TD3 -- Twin Delayed DDPG¶
Intuition¶
TD3 extends DDPG with three key techniques to address overestimation bias and training instability: (1) twin Q-networks where the minimum is used for targets, (2) delayed policy updates so the critic stabilizes before the actor adapts, and (3) target policy smoothing that adds clipped noise to target actions. The result is a robust deterministic policy gradient algorithm for continuous control.
Key Equations¶
Twin Q-network target (take the minimum to combat overestimation):
\[
y = r + \gamma (1 - d) \min_{i=1,2} Q_{\phi_i'}(s', \tilde{a}')
\]
Target policy smoothing (regularize the target):
\[
\tilde{a}' = \pi_{\theta'}(s') + \text{clip}(\epsilon, -c, c), \quad \epsilon \sim \mathcal{N}(0, \sigma^2)
\]
Critic loss:
\[
L(\phi_i) = \mathbb{E} \left[ (Q_{\phi_i}(s, a) - y)^2 \right]
\]
Deterministic policy gradient (delayed, every \(d\) critic updates):
\[
\nabla_\theta J(\theta) = \mathbb{E}_s \left[ \nabla_a Q_{\phi_1}(s, a) \big|_{a=\pi_\theta(s)} \nabla_\theta \pi_\theta(s) \right]
\]
Pseudocode¶
algorithm TD3:
initialize actor pi_theta, twin critics Q_phi1, Q_phi2
initialize target networks pi_theta', Q_phi1', Q_phi2'
initialize replay buffer D
for step = 1, 2, ... do
if step < learning_starts:
a ~ Uniform(action_space)
else:
a = pi_theta(s) + N(0, exploration_noise)
clip a to action bounds
store (s, a, r, s', done) in D
if step >= learning_starts:
sample minibatch from D
# Target with smoothing
a' = pi_theta'(s') + clip(N(0, target_noise), -noise_clip, noise_clip)
clip a' to action bounds
y = r + gamma * (1-done) * min(Q_phi1'(s',a'), Q_phi2'(s',a'))
# Critic update
update phi1, phi2 to minimize (Q_phi_i(s,a) - y)^2
# Delayed actor update
if step % policy_delay == 0:
update theta to maximize Q_phi1(s, pi_theta(s))

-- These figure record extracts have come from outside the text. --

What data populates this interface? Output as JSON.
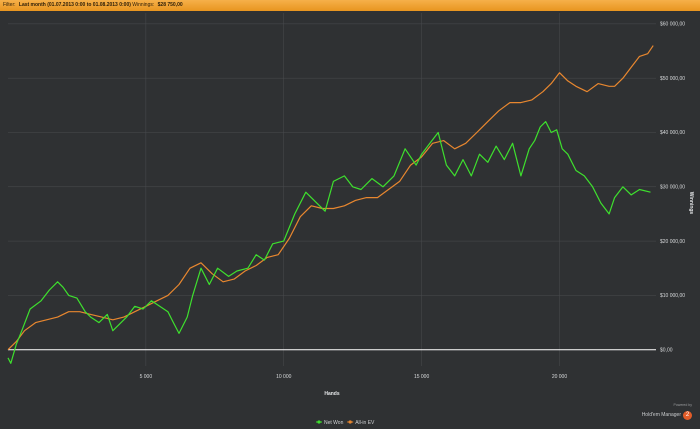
{
  "filter": {
    "label": "Filter:",
    "range": "Last month (01.07.2013 0:00 to 01.08.2013 0:00)",
    "winnings_label": "Winnings:",
    "winnings_value": "$28 750,00"
  },
  "brand": {
    "powered": "Powered by",
    "name": "Hold'em Manager",
    "logo_glyph": "2"
  },
  "colors": {
    "background": "#2f3133",
    "grid": "#4a4c4f",
    "net_won": "#3ee02e",
    "all_in_ev": "#e8872f",
    "zero_line": "#ffffff"
  },
  "chart_data": {
    "type": "line",
    "title": "",
    "xlabel": "Hands",
    "ylabel": "Winnings",
    "xlim": [
      0,
      23500
    ],
    "ylim": [
      -3000,
      62000
    ],
    "x_ticks": [
      5000,
      10000,
      15000,
      20000
    ],
    "x_tick_labels": [
      "5 000",
      "10 000",
      "15 000",
      "20 000"
    ],
    "y_ticks": [
      0,
      10000,
      20000,
      30000,
      40000,
      50000,
      60000
    ],
    "y_tick_labels": [
      "$0,00",
      "$10 000,00",
      "$20 000,00",
      "$30 000,00",
      "$40 000,00",
      "$50 000,00",
      "$60 000,00"
    ],
    "grid": true,
    "legend_position": "bottom-center",
    "series": [
      {
        "name": "Net Won",
        "color": "#3ee02e",
        "x": [
          0,
          100,
          300,
          500,
          800,
          1200,
          1500,
          1800,
          2000,
          2200,
          2500,
          2800,
          3000,
          3300,
          3600,
          3800,
          4000,
          4300,
          4600,
          4900,
          5200,
          5500,
          5800,
          6000,
          6200,
          6500,
          6700,
          7000,
          7300,
          7600,
          8000,
          8300,
          8700,
          9000,
          9300,
          9600,
          10000,
          10400,
          10800,
          11200,
          11500,
          11800,
          12200,
          12500,
          12800,
          13200,
          13600,
          14000,
          14400,
          14800,
          15000,
          15300,
          15600,
          15900,
          16200,
          16500,
          16800,
          17100,
          17400,
          17700,
          18000,
          18300,
          18600,
          18900,
          19100,
          19300,
          19500,
          19700,
          19900,
          20100,
          20300,
          20600,
          20900,
          21200,
          21500,
          21800,
          22000,
          22300,
          22600,
          22900,
          23300
        ],
        "y": [
          -1500,
          -2500,
          1000,
          3500,
          7500,
          9000,
          11000,
          12500,
          11500,
          10000,
          9500,
          7000,
          6000,
          5000,
          6500,
          3500,
          4500,
          6000,
          8000,
          7500,
          9000,
          8000,
          7000,
          5000,
          3000,
          6000,
          10000,
          15000,
          12000,
          15000,
          13500,
          14500,
          15000,
          17500,
          16500,
          19500,
          20000,
          25000,
          29000,
          27000,
          25500,
          31000,
          32000,
          30000,
          29500,
          31500,
          30000,
          32000,
          37000,
          34000,
          36000,
          38000,
          40000,
          34000,
          32000,
          35000,
          32000,
          36000,
          34500,
          37500,
          35000,
          38000,
          32000,
          37000,
          38500,
          41000,
          42000,
          40000,
          40500,
          37000,
          36000,
          33000,
          32000,
          30000,
          27000,
          25000,
          28000,
          30000,
          28500,
          29500,
          29000
        ]
      },
      {
        "name": "All-in EV",
        "color": "#e8872f",
        "x": [
          0,
          300,
          600,
          1000,
          1400,
          1800,
          2200,
          2600,
          3000,
          3400,
          3800,
          4200,
          4600,
          5000,
          5400,
          5800,
          6200,
          6600,
          7000,
          7400,
          7800,
          8200,
          8600,
          9000,
          9400,
          9800,
          10200,
          10600,
          11000,
          11400,
          11800,
          12200,
          12600,
          13000,
          13400,
          13800,
          14200,
          14600,
          15000,
          15400,
          15800,
          16200,
          16600,
          17000,
          17400,
          17800,
          18200,
          18600,
          19000,
          19400,
          19700,
          20000,
          20300,
          20600,
          21000,
          21400,
          21800,
          22000,
          22300,
          22600,
          22900,
          23200,
          23400
        ],
        "y": [
          0,
          1500,
          3500,
          5000,
          5500,
          6000,
          7000,
          7000,
          6500,
          6000,
          5500,
          6000,
          7000,
          8000,
          9000,
          10000,
          12000,
          15000,
          16000,
          14000,
          12500,
          13000,
          14500,
          15500,
          17000,
          17500,
          20500,
          24500,
          26500,
          26000,
          26000,
          26500,
          27500,
          28000,
          28000,
          29500,
          31000,
          34000,
          35500,
          38000,
          38500,
          37000,
          38000,
          40000,
          42000,
          44000,
          45500,
          45500,
          46000,
          47500,
          49000,
          51000,
          49500,
          48500,
          47500,
          49000,
          48500,
          48500,
          50000,
          52000,
          54000,
          54500,
          56000
        ]
      }
    ]
  }
}
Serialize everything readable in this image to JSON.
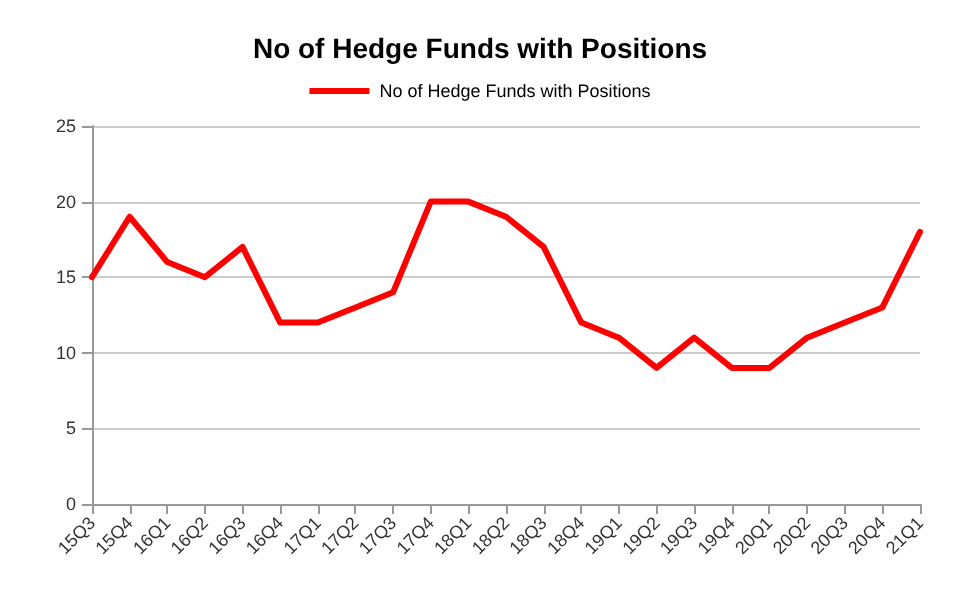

soft update: theta' <- tau*theta + (1-tau)*theta'
soft update: phi_i' <- tau*phi_i + (1-tau)*phi_i'
Quick Start¶
from rlox import Trainer
trainer = Trainer("td3", env="Pendulum-v1", seed=42)
metrics = trainer.train(total_timesteps=50_000)
For MuJoCo locomotion:
trainer = Trainer("td3", env="HalfCheetah-v4", seed=42, config={
"learning_rate": 3e-4,
"buffer_size": 1_000_000,
"learning_starts": 10_000,
"batch_size": 256,
"policy_delay": 2,
"target_noise": 0.2,
"noise_clip": 0.5,
"exploration_noise": 0.1,
})
metrics = trainer.train(total_timesteps=1_000_000)
Hyperparameters¶
All defaults from TD3Config:
| Parameter | Default | Description |
|---|---|---|
learning_rate |
3e-4 |
Adam learning rate for actor and critic |
buffer_size |
1_000_000 |
Replay buffer capacity |
batch_size |
256 |
Minibatch size |
tau |
0.005 |
Polyak averaging coefficient |
gamma |
0.99 |
Discount factor |
learning_starts |
1000 |
Random exploration steps before training |
policy_delay |
2 |
Actor update frequency relative to critic |
target_noise |
0.2 |
Noise std added to target actions |
noise_clip |
0.5 |
Clipping range for target noise |
exploration_noise |
0.1 |
Std of Gaussian exploration noise |
hidden |
256 |
Hidden layer width |
n_envs |
1 |
Number of parallel environments |
When to Use¶
- Use TD3 when: you have continuous actions, want deterministic policies, and need sample-efficient off-policy training.
- Do not use TD3 when: you want stochastic exploration (use SAC), your actions are discrete (use DQN), or you prefer on-policy simplicity (use PPO).
References¶
- Fujimoto, S., van Hoof, H., & Meger, D. (2018). Addressing Function Approximation Error in Actor-Critic Methods. ICML 2018.
- Lillicrap, T. P., Hunt, J. J., Pritzel, A., et al. (2015). Continuous control with deep reinforcement learning. arXiv:1509.02971 (DDPG).